I’m using LangChain’s load_summarize_chain
function combined with map_reduce
and gpt-3.5-turbo-instruct
to summarize multiple documents within a specific folder. Each folder has a unique ID and contains documents related to a single topic. For example, a folder with the ID ‘xyz123’ contains only documents related to cooking, and I expect the summary output to solely reflect cooking-related content.
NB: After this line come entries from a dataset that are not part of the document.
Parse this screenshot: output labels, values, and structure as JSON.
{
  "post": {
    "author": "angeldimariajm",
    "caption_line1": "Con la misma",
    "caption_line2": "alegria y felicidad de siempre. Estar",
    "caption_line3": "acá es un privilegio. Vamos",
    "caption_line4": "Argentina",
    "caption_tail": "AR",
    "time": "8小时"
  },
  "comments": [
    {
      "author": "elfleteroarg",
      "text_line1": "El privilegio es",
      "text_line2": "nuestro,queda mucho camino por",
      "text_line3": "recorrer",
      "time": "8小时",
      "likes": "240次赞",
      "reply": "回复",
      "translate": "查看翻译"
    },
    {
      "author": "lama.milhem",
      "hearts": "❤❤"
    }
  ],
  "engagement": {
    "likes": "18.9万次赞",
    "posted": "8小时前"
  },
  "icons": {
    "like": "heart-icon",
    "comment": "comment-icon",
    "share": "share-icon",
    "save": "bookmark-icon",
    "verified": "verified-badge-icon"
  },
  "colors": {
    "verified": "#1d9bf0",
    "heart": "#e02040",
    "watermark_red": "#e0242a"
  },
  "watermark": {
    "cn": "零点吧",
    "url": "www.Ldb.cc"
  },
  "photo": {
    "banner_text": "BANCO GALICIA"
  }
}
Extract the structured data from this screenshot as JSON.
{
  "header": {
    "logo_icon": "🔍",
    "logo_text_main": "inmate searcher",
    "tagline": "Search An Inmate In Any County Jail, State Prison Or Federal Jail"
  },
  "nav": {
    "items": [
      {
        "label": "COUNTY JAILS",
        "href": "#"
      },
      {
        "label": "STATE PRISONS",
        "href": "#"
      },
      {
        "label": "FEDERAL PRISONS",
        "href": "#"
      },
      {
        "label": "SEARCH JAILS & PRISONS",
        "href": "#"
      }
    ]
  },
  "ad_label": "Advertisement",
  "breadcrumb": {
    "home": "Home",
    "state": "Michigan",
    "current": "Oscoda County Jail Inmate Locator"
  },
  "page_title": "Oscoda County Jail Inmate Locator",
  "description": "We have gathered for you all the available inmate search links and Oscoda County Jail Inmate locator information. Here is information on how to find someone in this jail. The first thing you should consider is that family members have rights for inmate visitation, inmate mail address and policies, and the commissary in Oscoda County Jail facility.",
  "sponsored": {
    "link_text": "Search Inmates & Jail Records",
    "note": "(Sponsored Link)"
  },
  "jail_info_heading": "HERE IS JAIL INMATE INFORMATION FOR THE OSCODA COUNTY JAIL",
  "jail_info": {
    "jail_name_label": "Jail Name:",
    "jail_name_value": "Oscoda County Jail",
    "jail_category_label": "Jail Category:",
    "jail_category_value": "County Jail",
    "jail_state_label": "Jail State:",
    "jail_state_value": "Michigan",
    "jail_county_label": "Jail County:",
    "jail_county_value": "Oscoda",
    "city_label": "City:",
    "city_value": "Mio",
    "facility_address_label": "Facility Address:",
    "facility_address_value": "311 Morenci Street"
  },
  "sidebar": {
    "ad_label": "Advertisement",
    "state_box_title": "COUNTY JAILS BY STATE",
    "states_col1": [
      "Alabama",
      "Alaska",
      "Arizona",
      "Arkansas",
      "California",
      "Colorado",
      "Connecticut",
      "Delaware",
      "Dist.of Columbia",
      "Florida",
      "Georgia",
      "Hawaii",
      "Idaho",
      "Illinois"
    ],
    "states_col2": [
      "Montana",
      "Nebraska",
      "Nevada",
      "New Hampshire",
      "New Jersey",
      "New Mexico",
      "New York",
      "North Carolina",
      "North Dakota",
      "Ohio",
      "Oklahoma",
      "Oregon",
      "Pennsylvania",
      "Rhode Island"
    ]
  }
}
However, the summaries I’m getting include content from previously summarized documents from different topics, which should not happen. Here’s an example of what’s happening:
Actual Output:
This document discusses a cell with two end caps, part of a battery pack with efficient thermal management and improved current conductivity. It also includes a method for manufacturing the cell and a new cell design. The document covers various technologies and methods related to independent devices, computing apparatus, and non-transitory computer readable media. It also describes a system for classifying queries based on objects and actions, and assessing query performance, which can be implemented in different networks and can function as a cloud. The document also mentions a shared storage area network, IoT sensors, and a network module for communication between computers.
As seen above, the output correctly begins with a discussion about battery systems and later transitions into database-related topics.
Any suggestions on how to ensure the load_summarize_chain
function only summarizes the documents in the specified folder without mixing content?
(P.S: If the formatting of asking the question is incorrect, do let me know I would fix it. I am close to getting banned because of unnecessary downvotes and reports.)